Beyond  /  Comparison

Iran Hawks Are the New Iraq Hawks

Many of the assumptions that guided America’s march to conflict in 2003 still dominate American foreign policy today.   
Chip Somodevilla/Getty Images

Last week, while watching Benjamin Netanyahu unveil secret information that supposedly proved that Iran is deceiving the world about its nuclear-weapons program, I had a flashback. It was to February 5, 2003, when then-Secretary of State Colin Powell unveiled secret information that supposedly proved that Iraq was deceiving the world about its nuclear, chemical, and biological weapons programs. Like Netanyahu’s, Powell’s presentation was dramatic. He informed the United Nations Security Council that some of the material he was about to present came from “people who have risked their lives to let the world know what Saddam Hussein is really up to.” He went on to play a secretly recorded conversation of two Iraqi officials supposedly plotting to mislead weapons inspectors. He later presented a photo of bunkers that allegedly held “active chemical munitions” but were “clean when the inspectors get there.” Saddam, Powell insisted, wants “to give those [of] us on this Council the false impression that the inspection process was working.” Powell’s presentation was designed to prove that it was not.

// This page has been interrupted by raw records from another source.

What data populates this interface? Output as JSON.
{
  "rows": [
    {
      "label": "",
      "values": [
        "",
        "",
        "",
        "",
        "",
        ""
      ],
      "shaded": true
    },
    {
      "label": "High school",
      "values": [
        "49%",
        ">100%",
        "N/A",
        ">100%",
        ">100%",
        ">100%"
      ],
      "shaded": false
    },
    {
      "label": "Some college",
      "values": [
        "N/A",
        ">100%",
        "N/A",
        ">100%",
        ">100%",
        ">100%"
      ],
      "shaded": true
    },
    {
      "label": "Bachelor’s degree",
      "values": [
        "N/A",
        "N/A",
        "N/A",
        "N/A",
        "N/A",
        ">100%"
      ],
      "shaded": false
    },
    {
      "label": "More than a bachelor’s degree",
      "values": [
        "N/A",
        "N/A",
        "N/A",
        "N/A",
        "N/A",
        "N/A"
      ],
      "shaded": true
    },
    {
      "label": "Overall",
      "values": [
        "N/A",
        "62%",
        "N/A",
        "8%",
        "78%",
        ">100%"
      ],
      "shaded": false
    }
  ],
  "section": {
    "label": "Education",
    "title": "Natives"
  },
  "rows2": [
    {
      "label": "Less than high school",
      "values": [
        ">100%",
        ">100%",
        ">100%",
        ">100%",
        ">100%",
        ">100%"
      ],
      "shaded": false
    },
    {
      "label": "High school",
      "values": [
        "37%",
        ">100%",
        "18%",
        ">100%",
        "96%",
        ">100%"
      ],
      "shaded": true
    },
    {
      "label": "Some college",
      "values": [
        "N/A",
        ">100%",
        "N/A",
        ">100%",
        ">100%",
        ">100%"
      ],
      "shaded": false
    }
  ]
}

The parallels between that moment and this one are uncanny. In both cases, American leaders feared that a longtime Middle Eastern adversary was breaking free of the fetters that had previously restrained it. In both cases, American leaders pursued a more confrontational policy, which they buttressed with frightening statements about the regime’s nuclear program. In both cases, international inspectors contradicted those alarmist claims. In both cases, America’s European allies defended the inspectors and warned of the chaos America’s confrontational policy might bring. In both cases, hawks in America and Israel responded by trying to discredit the inspection regime. And in both cases, two leaders of that effort were John Bolton and Benjamin Netanyahu.

Obviously, there are differences between then and now. In 2003, the United States government wanted war. Today, it wants to undo a diplomatic agreement. In 2003, the Israeli government (as opposed to Netanyahu, who was then a private citizen) was wary of America’s confrontational policy. Today, the Israeli government is aggressively lobbying for it. But while history is not repeating itself, it is rhyming in remarkable ways. Which raises a disturbing question: How is it possible—15 years after the launch of one the greatest catastrophes in American history—that so many of the assumptions that guided America’s march to war in Iraq still dominate American foreign policy today?